Actraiser

Actraiser:  Why would a god need a hi-score?

For its time, Actraiser was an awesomely weird title for the SNES putting you in the shoes of a god protecting a people who may be dumber than the scientists in Prometheus. In what could've have been just a mediocre action title killing tree people, evil baboons, and armored centaurs, the designers put a strange management game where you help expand your people's cities. Don't get me wrong. I loved bashing the shit outta centaurs with a sword about as big as the character but this weird city management thing made this game unique and pretty fun.

 


That tree does not give a fuck.

What was even crazier is that the Japanese version had you playing as “God” instead of the U.S. version “Master”. The “Evil One” was called Satan in Japan. I kinda like the idea of God just coming down and straight up fucking monsters up to cleanse the world of evil. Act 2 Verse 1. And the Lord goeth into the dark caverns and avoideth the pit spikes of the wicked. 2. And the Lord saweth the giant man bull with an axe made of gold and spoke, “I smite the oh bouncing bull. Thy wickedness and predictable pattern is at end. 4. The Lord spoke with his sword and it was so.

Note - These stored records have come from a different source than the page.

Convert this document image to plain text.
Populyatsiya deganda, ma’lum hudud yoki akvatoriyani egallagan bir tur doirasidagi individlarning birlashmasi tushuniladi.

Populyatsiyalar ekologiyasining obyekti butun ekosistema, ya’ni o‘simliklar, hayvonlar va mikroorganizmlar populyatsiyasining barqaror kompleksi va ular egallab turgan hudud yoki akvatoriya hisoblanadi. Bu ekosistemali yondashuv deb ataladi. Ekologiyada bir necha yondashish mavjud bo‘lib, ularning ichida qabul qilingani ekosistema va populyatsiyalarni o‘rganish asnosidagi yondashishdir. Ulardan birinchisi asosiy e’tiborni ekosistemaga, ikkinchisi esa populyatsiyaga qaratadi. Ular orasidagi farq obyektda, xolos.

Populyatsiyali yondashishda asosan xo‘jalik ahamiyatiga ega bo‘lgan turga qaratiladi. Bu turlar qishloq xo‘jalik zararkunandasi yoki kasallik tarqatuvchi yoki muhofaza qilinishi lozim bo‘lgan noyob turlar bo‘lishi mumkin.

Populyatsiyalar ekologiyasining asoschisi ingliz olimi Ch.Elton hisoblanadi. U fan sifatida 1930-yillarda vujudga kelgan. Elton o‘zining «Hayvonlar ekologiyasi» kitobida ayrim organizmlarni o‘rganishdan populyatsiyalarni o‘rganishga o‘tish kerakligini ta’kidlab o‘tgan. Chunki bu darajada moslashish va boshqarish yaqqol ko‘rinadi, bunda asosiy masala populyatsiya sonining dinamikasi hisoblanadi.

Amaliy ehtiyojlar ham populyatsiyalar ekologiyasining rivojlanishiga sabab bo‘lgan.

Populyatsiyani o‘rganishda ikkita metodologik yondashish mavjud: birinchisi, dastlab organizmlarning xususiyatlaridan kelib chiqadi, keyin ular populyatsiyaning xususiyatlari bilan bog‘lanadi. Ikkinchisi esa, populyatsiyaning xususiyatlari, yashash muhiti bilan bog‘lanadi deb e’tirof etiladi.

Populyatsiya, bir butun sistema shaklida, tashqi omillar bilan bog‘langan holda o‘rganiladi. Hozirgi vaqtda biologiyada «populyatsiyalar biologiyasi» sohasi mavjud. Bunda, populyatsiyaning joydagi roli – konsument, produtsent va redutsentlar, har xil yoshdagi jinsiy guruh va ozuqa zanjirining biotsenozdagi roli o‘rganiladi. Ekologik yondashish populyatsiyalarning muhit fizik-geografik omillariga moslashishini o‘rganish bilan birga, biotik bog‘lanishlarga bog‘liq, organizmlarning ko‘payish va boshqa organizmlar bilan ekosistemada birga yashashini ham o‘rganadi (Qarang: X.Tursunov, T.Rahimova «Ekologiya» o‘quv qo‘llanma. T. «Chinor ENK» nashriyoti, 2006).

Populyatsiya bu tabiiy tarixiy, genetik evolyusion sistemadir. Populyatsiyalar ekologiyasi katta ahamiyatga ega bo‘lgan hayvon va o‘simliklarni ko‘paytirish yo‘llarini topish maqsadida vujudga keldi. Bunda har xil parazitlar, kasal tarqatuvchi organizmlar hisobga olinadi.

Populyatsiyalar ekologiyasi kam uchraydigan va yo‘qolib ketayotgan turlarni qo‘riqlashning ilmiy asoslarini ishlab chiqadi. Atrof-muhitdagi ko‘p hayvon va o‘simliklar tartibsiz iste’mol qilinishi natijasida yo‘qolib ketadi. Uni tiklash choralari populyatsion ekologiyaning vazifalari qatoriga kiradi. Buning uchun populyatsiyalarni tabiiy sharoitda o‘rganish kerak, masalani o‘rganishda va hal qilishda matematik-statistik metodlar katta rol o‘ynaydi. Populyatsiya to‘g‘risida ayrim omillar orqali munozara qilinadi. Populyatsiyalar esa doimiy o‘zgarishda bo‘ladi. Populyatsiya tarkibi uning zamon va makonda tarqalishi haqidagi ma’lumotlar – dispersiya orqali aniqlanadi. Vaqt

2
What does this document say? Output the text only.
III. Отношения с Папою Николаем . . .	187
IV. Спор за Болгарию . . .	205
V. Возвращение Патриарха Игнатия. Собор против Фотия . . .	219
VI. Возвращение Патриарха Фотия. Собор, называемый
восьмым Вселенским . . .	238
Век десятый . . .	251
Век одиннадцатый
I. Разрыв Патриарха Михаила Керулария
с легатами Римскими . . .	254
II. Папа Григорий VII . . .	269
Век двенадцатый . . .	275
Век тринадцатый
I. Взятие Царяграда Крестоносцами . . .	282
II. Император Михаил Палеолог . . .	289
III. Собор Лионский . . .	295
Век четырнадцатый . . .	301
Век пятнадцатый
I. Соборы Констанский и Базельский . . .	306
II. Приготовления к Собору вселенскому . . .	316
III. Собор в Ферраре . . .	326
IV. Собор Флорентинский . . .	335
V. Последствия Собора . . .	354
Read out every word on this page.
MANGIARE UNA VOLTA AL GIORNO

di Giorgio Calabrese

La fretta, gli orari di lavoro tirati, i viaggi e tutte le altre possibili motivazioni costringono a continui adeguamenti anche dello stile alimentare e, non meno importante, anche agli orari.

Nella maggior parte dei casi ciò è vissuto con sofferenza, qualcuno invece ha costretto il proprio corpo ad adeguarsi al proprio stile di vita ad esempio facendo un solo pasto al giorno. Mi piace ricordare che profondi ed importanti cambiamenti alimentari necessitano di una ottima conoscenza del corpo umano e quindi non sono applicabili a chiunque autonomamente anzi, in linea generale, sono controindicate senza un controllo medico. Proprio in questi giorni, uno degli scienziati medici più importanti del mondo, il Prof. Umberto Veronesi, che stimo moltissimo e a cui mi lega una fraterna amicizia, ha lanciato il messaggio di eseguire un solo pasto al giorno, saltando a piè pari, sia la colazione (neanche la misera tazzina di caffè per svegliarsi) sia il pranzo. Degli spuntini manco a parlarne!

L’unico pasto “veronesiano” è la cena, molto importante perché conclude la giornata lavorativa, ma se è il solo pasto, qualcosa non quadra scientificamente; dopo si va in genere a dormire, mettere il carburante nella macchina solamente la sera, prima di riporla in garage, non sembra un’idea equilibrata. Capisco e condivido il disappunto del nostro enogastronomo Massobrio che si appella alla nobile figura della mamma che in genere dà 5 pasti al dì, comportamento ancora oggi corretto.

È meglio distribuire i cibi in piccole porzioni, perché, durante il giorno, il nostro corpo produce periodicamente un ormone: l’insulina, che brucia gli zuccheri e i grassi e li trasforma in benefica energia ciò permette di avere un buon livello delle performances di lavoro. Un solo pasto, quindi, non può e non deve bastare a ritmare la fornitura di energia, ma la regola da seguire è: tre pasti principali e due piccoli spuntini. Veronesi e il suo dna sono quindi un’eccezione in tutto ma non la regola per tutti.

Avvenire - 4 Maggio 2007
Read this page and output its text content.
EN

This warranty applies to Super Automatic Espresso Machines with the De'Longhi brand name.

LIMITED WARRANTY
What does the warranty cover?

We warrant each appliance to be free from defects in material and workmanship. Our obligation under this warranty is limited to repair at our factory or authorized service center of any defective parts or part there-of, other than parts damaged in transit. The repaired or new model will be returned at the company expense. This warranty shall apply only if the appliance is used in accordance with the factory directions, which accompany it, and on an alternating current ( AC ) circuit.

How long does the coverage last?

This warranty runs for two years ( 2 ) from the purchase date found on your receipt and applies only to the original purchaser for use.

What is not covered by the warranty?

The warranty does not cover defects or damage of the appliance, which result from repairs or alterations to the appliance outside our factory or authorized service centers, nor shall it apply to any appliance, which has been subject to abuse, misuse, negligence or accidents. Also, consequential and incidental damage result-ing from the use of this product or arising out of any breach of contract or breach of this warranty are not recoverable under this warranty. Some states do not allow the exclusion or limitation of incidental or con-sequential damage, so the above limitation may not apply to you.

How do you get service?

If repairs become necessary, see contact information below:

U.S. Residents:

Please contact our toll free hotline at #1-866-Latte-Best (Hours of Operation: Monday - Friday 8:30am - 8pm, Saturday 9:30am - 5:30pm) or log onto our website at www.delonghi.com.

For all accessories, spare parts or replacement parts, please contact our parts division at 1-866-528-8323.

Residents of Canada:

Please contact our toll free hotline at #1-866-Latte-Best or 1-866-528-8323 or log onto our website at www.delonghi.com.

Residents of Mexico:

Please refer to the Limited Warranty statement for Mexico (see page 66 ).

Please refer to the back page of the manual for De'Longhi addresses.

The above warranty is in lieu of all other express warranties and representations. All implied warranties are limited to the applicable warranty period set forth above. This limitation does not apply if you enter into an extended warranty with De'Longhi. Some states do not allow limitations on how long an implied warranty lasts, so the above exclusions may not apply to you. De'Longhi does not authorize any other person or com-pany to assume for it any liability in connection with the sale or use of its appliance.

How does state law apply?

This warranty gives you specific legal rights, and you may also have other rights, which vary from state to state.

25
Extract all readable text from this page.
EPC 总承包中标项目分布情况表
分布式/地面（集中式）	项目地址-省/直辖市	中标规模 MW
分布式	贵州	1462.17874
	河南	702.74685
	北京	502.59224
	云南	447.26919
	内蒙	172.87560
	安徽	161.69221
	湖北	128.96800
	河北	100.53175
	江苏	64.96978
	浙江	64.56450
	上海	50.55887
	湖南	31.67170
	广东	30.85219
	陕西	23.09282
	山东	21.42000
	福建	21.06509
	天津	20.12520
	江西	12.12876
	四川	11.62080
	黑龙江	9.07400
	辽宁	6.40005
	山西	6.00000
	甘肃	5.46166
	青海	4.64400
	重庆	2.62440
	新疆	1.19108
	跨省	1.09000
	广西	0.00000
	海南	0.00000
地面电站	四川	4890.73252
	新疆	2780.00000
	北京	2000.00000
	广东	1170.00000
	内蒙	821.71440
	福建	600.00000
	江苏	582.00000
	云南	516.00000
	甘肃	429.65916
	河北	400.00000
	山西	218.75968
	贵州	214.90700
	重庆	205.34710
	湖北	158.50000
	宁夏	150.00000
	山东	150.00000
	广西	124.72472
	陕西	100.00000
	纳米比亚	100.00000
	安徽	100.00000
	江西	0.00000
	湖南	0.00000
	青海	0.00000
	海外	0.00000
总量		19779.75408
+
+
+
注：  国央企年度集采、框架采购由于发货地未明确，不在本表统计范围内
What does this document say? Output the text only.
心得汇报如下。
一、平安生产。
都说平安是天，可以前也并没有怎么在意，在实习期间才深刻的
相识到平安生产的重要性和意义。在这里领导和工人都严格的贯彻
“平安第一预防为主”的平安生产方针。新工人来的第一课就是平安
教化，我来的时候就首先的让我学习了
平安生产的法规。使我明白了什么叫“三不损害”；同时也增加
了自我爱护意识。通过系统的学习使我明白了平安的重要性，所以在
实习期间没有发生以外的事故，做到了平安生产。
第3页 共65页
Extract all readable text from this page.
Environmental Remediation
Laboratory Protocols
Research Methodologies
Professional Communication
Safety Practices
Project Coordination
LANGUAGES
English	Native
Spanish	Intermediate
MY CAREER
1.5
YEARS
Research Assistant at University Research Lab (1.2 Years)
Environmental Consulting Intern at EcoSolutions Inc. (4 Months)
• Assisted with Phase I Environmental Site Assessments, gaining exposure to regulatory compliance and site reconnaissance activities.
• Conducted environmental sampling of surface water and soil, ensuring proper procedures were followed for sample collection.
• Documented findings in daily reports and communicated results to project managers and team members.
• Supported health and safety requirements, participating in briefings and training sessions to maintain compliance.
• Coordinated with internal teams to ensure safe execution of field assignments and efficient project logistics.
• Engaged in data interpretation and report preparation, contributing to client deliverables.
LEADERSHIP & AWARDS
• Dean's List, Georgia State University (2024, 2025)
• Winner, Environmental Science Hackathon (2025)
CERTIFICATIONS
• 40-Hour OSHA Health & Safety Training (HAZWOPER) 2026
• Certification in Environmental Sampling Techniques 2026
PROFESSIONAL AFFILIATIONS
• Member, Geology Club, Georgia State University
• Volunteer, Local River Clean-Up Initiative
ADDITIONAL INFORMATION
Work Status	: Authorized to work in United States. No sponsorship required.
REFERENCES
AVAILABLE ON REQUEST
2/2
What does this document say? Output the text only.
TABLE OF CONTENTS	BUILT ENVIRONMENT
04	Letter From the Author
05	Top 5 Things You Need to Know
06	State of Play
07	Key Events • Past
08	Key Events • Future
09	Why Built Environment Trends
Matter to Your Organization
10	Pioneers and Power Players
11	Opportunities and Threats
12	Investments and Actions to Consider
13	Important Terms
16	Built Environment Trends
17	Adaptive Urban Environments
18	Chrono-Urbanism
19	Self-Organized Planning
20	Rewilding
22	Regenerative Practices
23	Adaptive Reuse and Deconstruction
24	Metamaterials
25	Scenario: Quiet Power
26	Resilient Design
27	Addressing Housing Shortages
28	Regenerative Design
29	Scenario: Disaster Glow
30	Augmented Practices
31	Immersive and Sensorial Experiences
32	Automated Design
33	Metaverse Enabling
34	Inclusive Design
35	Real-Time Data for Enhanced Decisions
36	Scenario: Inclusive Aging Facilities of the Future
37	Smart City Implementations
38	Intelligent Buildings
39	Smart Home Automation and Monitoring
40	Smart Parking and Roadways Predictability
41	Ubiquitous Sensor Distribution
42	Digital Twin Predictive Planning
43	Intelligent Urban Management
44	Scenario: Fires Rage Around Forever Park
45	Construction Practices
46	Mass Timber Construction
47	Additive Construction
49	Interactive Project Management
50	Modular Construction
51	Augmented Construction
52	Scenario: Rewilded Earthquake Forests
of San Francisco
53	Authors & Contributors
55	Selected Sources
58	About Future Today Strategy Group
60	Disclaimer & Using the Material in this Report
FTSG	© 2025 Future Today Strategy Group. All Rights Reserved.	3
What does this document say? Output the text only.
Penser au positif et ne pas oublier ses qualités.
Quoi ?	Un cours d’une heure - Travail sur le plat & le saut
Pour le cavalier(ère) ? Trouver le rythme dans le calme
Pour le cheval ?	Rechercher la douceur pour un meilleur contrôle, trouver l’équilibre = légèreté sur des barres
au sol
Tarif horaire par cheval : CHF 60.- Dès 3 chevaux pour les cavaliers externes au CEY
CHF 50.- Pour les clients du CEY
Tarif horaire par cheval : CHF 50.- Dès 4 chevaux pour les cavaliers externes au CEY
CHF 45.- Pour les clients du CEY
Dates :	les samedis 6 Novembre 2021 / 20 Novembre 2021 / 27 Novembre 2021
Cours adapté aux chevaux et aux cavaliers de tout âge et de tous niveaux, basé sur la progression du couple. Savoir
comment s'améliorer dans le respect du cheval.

Since your followers were about as smart as glue-huffers, you had to help plan their stupid town for them. “Master! Master! We can't build homes because bushes are in the way. Can you take care of that for us?” Sure assholes. Daddy will wipe your ass for you. I turned this fucking game into Sim-City. I got rid of every stupid fucking obstacle that I foresaw my mouth breathing yokels would moan about in their stupidity. Trees, bushes, rocks? Smited. Roaming monsters on the map? Smited. I turned their stupid continent into the blueprint for Rome and my gift from these retards? A bundle of wheat. There was not a single virgin or slain calf in sight. All these fucking morons think to put in their giant temple dedicated to my magnificence is shit to make bread with. This is how floods start, motherfuckers.